# TATA DOCOMO 3G Data card USERS



## s18000rpm (Aug 18, 2011)

All the TATA DOCOMO 3G DATA CARD/ e-stick users post your "tata" experiences here.

I'm in Bangalore, & have been using it since April 2011.

Had a "okay" experience till it worked, had connection drop problems every day, but it was okay, atleast it compensated with 3mbps speed.

but now ,since friday 12th of august, I am not able to connect to internet.
when i click "connect" almost instantly it would show error - "connect failed!". :/

called the CC and they called me 4-5 times, but their reply is always standard - network issue, technicians are working on it.

a personnel came and checked the connection on his laptop - same result.

but that guy didnt cross check with other device, when asked he said the usual... "network issue..."

now I'm without internet for a week and tata CC keeps requesting more time.

i tried the docomo at my office without success.

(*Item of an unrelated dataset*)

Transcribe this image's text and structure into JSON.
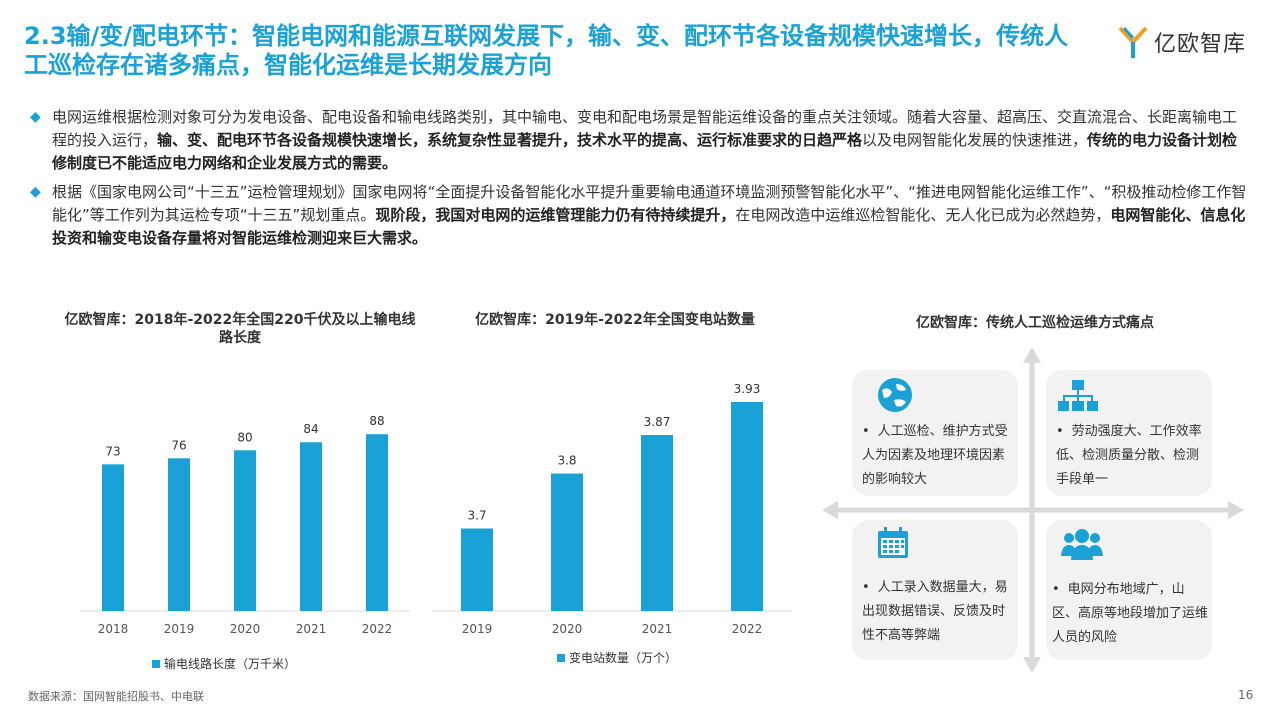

and my office is like 12km away from home. :/

so imo its a faulty data card, when complaining i asked the CC guy to send someone  with spare data card. he said he'll do it.
now waiting for the technician. :/

then with some googling, i found a thread @ consumer court forum, someone there had same exact problem but unwolved for 45 days :O 
complaint against TATA Docomo 3G-e stick

can someone provide me nodal officers' email or even the president  of docomo.

i am considering about moving to Airtel data cards.

should i buy a separate data card?

posted from mobile.

no one uses tata docomo data card here? 

if there are any users from bangalore, can u tell me whether its working or not?


----------